I loved this film, which, despite what you might think, is not at all about sexual dysfunction or sexual politics between men and women. Rather, it is about one man’s specific struggle to acclimate himself to human contact. It’s sad in a quiet way, but despite the miserable Wisconsin setting, the dullness of the character’s daily lives, and the darkly comic premise, it’s more a feel-good picture than anything. Watching it, I kept waiting for the offensive joke, or the cynical twist, or even the surely inevitable moment when Something Really Bad happens, but it never came. Rather, the characters go about their business, trying as best they can to be kind to each other despite awkwardness and hurt feelings, and in the end, they all seem likely to prevail. This is not a challenging or brave movie, but it is a hopeful and entertaining one that allows its characters dignity and individuality.

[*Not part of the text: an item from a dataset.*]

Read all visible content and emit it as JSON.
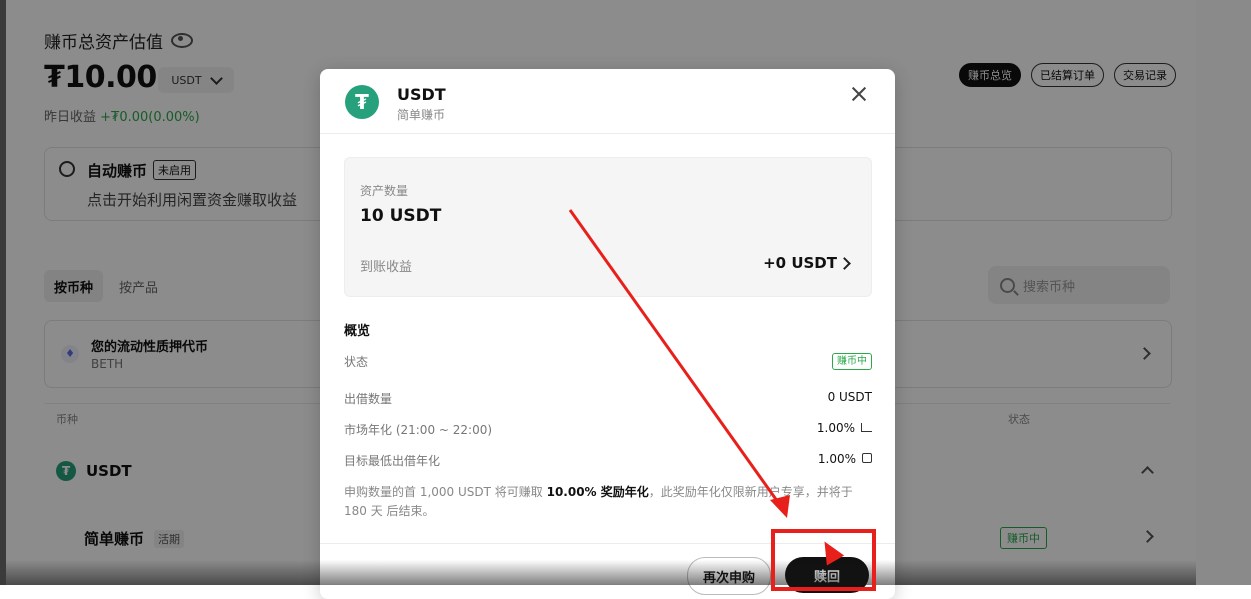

Plus, the entire cast portrays thoroughly likable characters. Kelli Garner is smackably adorable as Margo, a coworker with a hopeless crush on Lars. Garner’s Margo twitches in a perpetual state of breathless anticipation, her rabbity face always at the ready to beam with joy or crumple in devastation at any chance remark. Emily Mortimer manages to radiate an all-encompassing warmth and maternal solicitude as Karen, despite her squeaky voice and reedy frame. And Ryan Gosling plays Lars perfectly, using every gesture to simultaneously telegraph both his wish to be left alone and his fear of giving offense. Yet in situations where Lars feels comfortable, he drops all his affectations like a sheet (or the baby blanket he carries at all times), and startles those around him with his sudden candor.